A Grade 1 listed Saxon church, St Gregory's Minster is a curiously higgledy-piggledy construction of quirky charm, containing two tomb slabs thought to date from the 8th or 9th century.  The minster has certainly served Kirkdale for nigh on a thousand years.  Yet on the OS Explorer map of the North Yorks Moors it isn't deemed worthy of naming, nor was it mentioned on our road atlas, whilst its Wikipedia entry is extremely brief.

St Gregory's Minster.

If you stumble upon it on a sunny December Saturday, as we did, you might find it deserted, with just an elderly man sweeping the path with a broom.  Tread carefully past him, or maybe take a circuit of the minster churchyard to avoid him; then step into the porch.  There you will find its most extraordinary feature: Orm Gamalson's sundial.

The sundial of Orm

As a structure alone, it is wonderful, but what really grabbed me was the language of its inscription.  Rather than the flowery foreign tongues of most ecclesiastical dedications, this one was written in an Anglo-Scandinavian I could almost understand:

Orm Gamal suna bohte Sanctus Gregorius minster ðonne hit wæs æl tobrocan and tofalan, and he hit let macan newan from grunde Christe et Sancti Gregori, in Eadward dagum cuning, in Tosti dagum eorl.

Or

"Orm Gamalson bought St Gregory's Minster when it was all broken and fallen down, and he has made it anew from the ground for Christ and St Gregory in the days of King Edward and the days of Earl Tostig."

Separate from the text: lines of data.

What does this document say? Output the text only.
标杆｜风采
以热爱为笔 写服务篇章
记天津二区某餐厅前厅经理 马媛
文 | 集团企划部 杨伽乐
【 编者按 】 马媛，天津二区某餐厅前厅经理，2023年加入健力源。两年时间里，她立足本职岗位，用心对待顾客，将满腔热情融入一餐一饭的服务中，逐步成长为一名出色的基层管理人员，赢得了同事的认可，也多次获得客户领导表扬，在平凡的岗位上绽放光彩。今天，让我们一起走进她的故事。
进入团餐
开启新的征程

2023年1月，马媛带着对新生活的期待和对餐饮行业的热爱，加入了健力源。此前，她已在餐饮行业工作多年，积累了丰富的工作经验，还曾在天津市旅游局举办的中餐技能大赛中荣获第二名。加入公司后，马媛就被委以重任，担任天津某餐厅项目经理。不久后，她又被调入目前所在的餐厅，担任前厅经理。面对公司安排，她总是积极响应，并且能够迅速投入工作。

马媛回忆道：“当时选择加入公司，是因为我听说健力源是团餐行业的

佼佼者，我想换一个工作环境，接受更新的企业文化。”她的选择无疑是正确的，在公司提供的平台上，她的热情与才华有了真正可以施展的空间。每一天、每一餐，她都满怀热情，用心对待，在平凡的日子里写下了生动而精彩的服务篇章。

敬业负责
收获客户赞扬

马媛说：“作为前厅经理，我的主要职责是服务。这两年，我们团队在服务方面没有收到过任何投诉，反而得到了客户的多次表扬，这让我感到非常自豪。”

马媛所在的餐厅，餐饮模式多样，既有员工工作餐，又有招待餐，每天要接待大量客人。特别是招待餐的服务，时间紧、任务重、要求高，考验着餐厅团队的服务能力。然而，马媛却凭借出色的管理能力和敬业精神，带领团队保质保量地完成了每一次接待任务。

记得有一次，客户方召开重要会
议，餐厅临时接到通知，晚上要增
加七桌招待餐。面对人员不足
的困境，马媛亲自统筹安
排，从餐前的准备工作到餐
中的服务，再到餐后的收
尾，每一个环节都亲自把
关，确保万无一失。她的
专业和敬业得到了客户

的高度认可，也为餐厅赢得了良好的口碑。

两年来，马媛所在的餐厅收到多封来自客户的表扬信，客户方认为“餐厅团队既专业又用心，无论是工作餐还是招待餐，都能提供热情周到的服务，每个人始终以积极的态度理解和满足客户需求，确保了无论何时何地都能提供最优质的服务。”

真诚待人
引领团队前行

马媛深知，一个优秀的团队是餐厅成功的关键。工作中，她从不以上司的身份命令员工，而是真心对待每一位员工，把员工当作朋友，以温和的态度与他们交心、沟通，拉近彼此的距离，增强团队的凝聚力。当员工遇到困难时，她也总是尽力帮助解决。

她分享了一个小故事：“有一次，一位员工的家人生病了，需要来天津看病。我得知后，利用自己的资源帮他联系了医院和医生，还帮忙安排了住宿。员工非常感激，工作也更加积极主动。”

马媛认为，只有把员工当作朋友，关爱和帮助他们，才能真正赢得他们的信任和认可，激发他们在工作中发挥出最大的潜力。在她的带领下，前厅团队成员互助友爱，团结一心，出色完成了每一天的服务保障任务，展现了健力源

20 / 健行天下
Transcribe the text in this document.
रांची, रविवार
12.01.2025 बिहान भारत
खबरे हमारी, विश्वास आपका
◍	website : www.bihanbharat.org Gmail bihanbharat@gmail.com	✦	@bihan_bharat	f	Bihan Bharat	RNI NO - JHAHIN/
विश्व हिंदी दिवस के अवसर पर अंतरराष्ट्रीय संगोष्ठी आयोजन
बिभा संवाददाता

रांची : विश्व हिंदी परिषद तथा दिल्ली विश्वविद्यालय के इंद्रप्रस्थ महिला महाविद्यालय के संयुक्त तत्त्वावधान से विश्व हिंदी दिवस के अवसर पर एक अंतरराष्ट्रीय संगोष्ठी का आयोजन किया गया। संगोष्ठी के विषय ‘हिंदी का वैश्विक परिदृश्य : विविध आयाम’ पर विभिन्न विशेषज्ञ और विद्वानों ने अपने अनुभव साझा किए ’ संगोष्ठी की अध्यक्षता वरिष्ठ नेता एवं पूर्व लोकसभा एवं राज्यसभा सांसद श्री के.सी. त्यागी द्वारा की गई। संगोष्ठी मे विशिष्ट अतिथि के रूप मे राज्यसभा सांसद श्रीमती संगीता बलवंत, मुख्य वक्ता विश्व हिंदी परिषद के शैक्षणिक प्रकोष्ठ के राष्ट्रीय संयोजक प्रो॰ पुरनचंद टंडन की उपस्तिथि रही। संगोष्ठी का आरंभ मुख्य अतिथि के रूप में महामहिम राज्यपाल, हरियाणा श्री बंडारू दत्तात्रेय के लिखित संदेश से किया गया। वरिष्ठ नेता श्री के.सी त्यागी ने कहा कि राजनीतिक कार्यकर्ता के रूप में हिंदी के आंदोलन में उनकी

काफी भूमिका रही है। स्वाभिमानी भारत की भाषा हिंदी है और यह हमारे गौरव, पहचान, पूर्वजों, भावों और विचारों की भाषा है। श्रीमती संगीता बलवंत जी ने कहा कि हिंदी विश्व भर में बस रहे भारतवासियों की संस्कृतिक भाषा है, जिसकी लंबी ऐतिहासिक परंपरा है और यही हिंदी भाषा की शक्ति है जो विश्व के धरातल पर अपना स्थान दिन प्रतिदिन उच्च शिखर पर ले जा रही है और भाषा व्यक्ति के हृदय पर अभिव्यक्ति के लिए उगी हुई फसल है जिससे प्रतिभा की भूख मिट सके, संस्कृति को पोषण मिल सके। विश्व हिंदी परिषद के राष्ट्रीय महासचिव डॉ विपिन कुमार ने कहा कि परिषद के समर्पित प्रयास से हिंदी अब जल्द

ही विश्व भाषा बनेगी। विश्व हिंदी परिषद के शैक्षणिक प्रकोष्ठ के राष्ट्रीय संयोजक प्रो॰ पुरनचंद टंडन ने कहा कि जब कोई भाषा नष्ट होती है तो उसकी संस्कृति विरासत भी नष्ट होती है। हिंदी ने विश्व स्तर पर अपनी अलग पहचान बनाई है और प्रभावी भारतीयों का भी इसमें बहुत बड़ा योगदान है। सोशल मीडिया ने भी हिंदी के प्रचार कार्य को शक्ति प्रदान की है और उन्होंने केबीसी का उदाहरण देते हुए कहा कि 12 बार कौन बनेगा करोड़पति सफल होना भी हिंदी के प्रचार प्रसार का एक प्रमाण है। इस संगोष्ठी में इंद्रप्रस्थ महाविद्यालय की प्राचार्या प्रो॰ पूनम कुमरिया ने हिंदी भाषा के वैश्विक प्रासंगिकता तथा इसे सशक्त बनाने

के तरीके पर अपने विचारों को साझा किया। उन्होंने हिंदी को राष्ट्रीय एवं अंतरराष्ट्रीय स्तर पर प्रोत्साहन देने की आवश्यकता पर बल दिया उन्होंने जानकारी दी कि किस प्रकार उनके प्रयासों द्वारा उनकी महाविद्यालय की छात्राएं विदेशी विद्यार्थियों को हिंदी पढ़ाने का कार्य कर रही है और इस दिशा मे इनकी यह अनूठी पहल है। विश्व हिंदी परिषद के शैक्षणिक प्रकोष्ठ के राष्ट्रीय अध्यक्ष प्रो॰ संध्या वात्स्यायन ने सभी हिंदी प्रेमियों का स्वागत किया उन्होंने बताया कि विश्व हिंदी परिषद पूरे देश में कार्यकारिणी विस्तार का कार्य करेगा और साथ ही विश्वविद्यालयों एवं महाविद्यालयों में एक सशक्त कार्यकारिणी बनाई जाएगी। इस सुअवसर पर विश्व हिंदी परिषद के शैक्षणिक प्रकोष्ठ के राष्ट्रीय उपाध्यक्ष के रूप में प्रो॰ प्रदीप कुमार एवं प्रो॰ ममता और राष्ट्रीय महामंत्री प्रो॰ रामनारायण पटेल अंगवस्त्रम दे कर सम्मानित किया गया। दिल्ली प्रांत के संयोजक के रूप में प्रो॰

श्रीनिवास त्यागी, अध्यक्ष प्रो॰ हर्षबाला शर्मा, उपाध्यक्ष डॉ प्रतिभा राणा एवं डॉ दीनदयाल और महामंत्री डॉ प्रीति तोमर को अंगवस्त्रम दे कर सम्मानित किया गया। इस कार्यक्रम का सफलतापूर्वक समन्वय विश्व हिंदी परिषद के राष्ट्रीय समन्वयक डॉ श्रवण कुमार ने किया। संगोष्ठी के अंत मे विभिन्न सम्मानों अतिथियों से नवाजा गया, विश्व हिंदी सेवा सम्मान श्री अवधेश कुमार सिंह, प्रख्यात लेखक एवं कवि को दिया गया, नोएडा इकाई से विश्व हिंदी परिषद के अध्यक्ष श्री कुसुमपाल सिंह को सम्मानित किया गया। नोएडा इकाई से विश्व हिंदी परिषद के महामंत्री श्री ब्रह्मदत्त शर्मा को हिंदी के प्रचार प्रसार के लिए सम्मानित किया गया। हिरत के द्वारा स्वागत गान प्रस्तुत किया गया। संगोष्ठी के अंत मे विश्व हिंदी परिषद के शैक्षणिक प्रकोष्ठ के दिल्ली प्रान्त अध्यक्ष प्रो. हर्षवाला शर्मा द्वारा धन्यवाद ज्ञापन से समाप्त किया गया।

Tostig Godwinson was Earl of Northumbria between 1055 and 1065, so that gives a pretty precise date to Orm's work, and to see familiar written words from nearly a millennium ago is fabulous.  The inside of the minster is rather fabulous too.


Cobwebbed brass inside the minster

But don't tell anyone.  Kirkdale will only start getting visitors who'll be able to find out about science, religion, geology and history in one tiny corner of northern England, and then where would we be?

Comments

Unknown said…
Gamul was murdered by Eorl Tostig, Orm was Gamuls son.
Unknown said…
Orm gamul suna means Orm son of Gamul.
Gamul was killed by Eorl Tostig king Harolds brother.
Anonymous said…

How do we reconcile the story of biblical creation with the bones of extinct animals at Kirkdale Cave that appeared and expired through natural selection processes?